Judge Mortis, Judge Dredd

A character has the power to make things decompose. This may require physical contact. In some cases, this may manifest as the ability to induce Rapid Aging. Exactly what this looks like varies from work to work — some will depict this as active rot and necrosis, while others opt for less visceral versions where affected people crumble into ash or dust instead.

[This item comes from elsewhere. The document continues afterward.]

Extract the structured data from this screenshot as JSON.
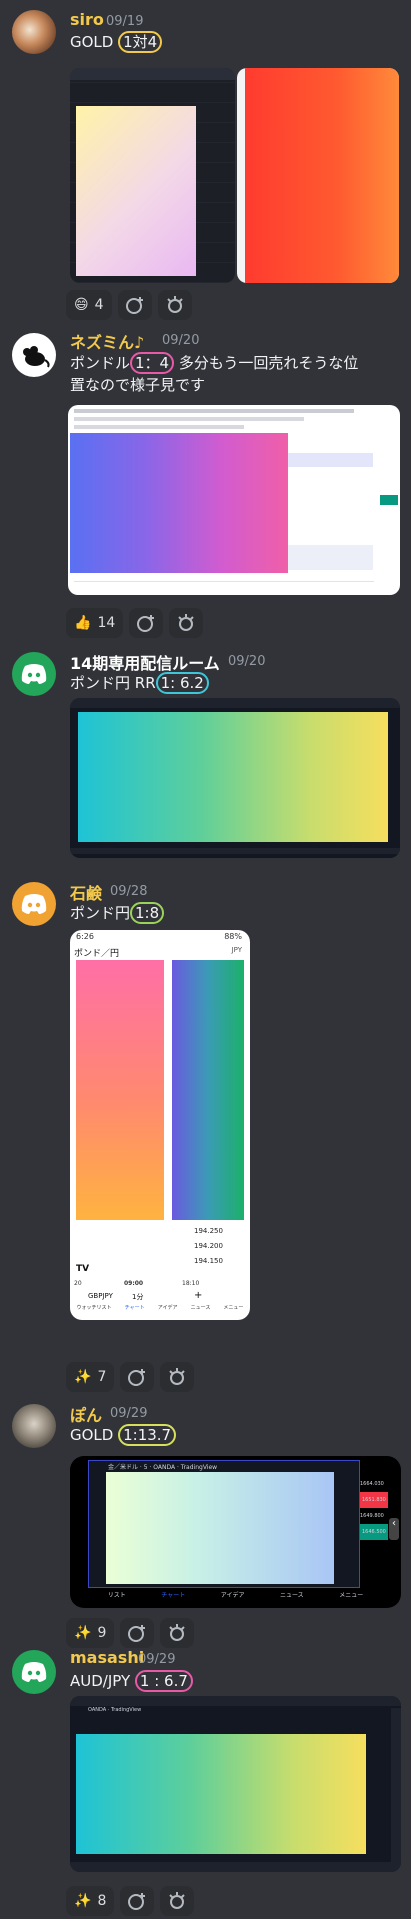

This is not exactly a power one would associate with heroes, by default — generally speaking, characters with the ability to make flesh rot on living people's bones will be either villains or mindless monsters.

If a character can't turn their power off, they are also a Walking Wasteland. Sometimes this power may even work on non-organic material. This can be considered as the opposite of Green Thumb (but sometimes can be used to create fertiliser).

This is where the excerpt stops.